Could Your Family Benefit From Sex Therapy?

A sex therapist, in the simplest terms possible, is a person who is "comfortable talking about sex. Period, end of sentence. They're people who have been trained to understand a whole other realm of sexual practices that may not be their own."
This explanation is courtesy of Jane Fleishman, Ph.D., author of the Nautilus award—winning book "The Stonewall Generation" and a sex educator certified through the American Association of Sexuality Educators, Counselors and Therapists.
While nonspecialized therapy may touch on elements of a person's sex life and sexuality, sex therapy augments a clinician's knowledge.
"Marriage and family therapists have told me repeatedly they feel their training has left them wanting more understanding of sexual concerns in the bedroom, sexual concerns in the relationship and sexual concerns in the family," Fleishman said. "There are some marriage and family therapists who have now developed dual-track training for people in marriage and family therapy to learn about sex therapy."
Fleishman concedes not all therapists or licensed clinical social workers (LCSW) are interested in the extended education, but emphasizes sex therapy as "a way you understand the fundamental nature of sexual life and sexuality within an individual, and within a relationship or set of relationships."
Sex education begins at birth
Fleishman refers to Dennis Dailey's 1981 "The Circles of Sexuality," a strengths-based model to understand holistic sexual well-being.
"He developed a model that's sort of an umbrella for thinking about sex and sexuality that includes intimacy, relationships, communication, taking care of your sexual health, your gender and your sexual identity," Fleishman said. "In the center of this circle of sexuality is you and all the values and thoughts and feelings you have about it."
This perspective calls for an understanding of sexuality that exists mentally, physically and socially.

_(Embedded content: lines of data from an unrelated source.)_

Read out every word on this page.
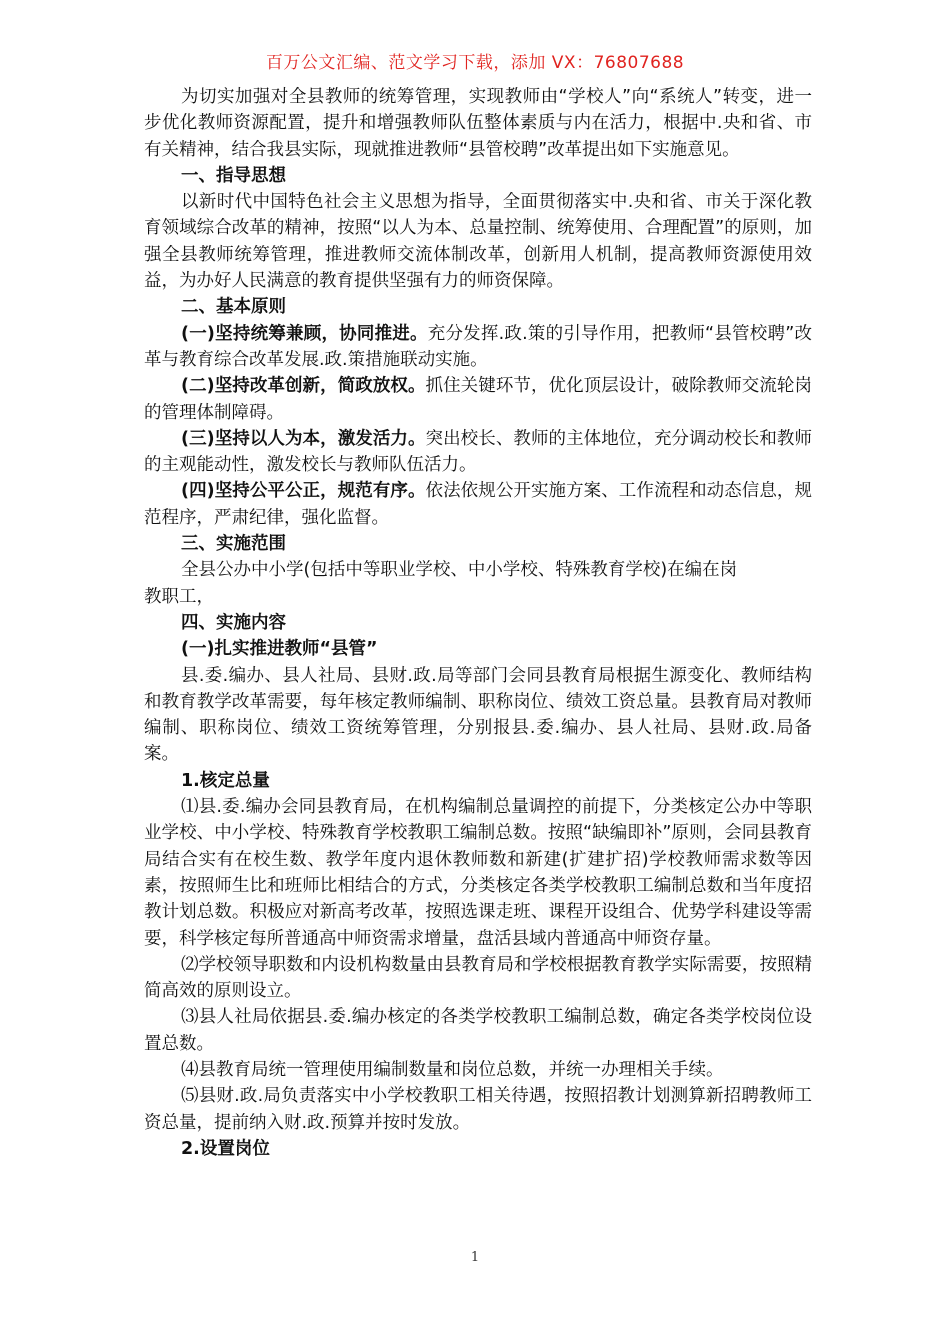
百万公文汇编、范文学习下载，添加 VX：76807688

为切实加强对全县教师的统筹管理，实现教师由“学校人”向“系统人”转变，进一步优化教师资源配置，提升和增强教师队伍整体素质与内在活力，根据中.央和省、市有关精神，结合我县实际，现就推进教师“县管校聘”改革提出如下实施意见。

一、指导思想

以新时代中国特色社会主义思想为指导，全面贯彻落实中.央和省、市关于深化教育领域综合改革的精神，按照“以人为本、总量控制、统筹使用、合理配置”的原则，加强全县教师统筹管理，推进教师交流体制改革，创新用人机制，提高教师资源使用效益，为办好人民满意的教育提供坚强有力的师资保障。

二、基本原则

(一)坚持统筹兼顾，协同推进。充分发挥.政.策的引导作用，把教师“县管校聘”改革与教育综合改革发展.政.策措施联动实施。

(二)坚持改革创新，简政放权。抓住关键环节，优化顶层设计，破除教师交流轮岗的管理体制障碍。

(三)坚持以人为本，激发活力。突出校长、教师的主体地位，充分调动校长和教师的主观能动性，激发校长与教师队伍活力。

(四)坚持公平公正，规范有序。依法依规公开实施方案、工作流程和动态信息，规范程序，严肃纪律，强化监督。

三、实施范围

全县公办中小学(包括中等职业学校、中小学校、特殊教育学校)在编在岗

教职工，

四、实施内容

(一)扎实推进教师“县管”

县.委.编办、县人社局、县财.政.局等部门会同县教育局根据生源变化、教师结构和教育教学改革需要，每年核定教师编制、职称岗位、绩效工资总量。县教育局对教师编制、职称岗位、绩效工资统筹管理，分别报县.委.编办、县人社局、县财.政.局备案。

1.核定总量

⑴县.委.编办会同县教育局，在机构编制总量调控的前提下，分类核定公办中等职业学校、中小学校、特殊教育学校教职工编制总数。按照“缺编即补”原则，会同县教育局结合实有在校生数、教学年度内退休教师数和新建(扩建扩招)学校教师需求数等因素，按照师生比和班师比相结合的方式，分类核定各类学校教职工编制总数和当年度招教计划总数。积极应对新高考改革，按照选课走班、课程开设组合、优势学科建设等需要，科学核定每所普通高中师资需求增量，盘活县域内普通高中师资存量。

⑵学校领导职数和内设机构数量由县教育局和学校根据教育教学实际需要，按照精简高效的原则设立。

⑶县人社局依据县.委.编办核定的各类学校教职工编制总数，确定各类学校岗位设置总数。

⑷县教育局统一管理使用编制数量和岗位总数，并统一办理相关手续。

⑸县财.政.局负责落实中小学校教职工相关待遇，按照招教计划测算新招聘教师工资总量，提前纳入财.政.预算并按时发放。

2.设置岗位

1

Compare this to people growing up with the topic of sex as restricted or totally off-limits based on arbitrary elements such as age or social setting, and the individual and communal benefits of sex therapy become clear.
An understanding of sex and sexuality doesn't begin at puberty for sex therapists. Talking about sex with a toddler may strike some as taboo or bad parenting, but age-appropriate sex education is possible and essential.
"I say to parents, you need to start talking to your kids about sex before they're born, start talking to your kid about their sexuality right when they're born and throughout their life," Fleishman said. "Sex to an infant or toddler is naming your parts. What is your genitalia? How do we represent those parts of the body in our family, instead of just 'down there' or some other label?"
Obfuscating a child's understanding of their own body with inaccurate euphemisms sets up a child to have a possibly lifelong uncomfortable relationship with sex. For children more familiar and open with conversations about sex, those skills and practices are more likely to carry on into their adult life, where they'll most likely be more understanding of their own sexuality and the sexuality of others.
Trauma therapy can benefit one person or an entire family
Not all sex therapy is education for a positive sexual identity. A great deal of the work addresses trauma. A sex therapist may work with an individual on their own trauma, but they also may be hired to help an entire family cease cycles that have persisted for generations.
"There's the part where the parent has been a survivor of abuse or a perpetrator and has their own trauma," Fleishman said. "They have been harmed or have harmed [others], and now the trauma is in their bones. They're not sure how to talk about sex with their child except in a very protective, 'don't take any risks' kind of way. That's where intergenerational trauma really shows up. Of course, we see that with kids of color and parents of color who have so much stuff they're holding around race, microaggressions and invisibility, and being passed over. They're holding on to trauma they don't want to give to their kids."
Sex therapy is as multifaceted as sex itself, and just as everyone is entitled to their own sexuality, this work addresses many different types of trauma. Whether for the individual, a couple or an entire family unit, sex therapy acknowledges the inner and outer idiosyncrasies of people and the relationships we form as clues for emerging from trauma into pleasure and joy.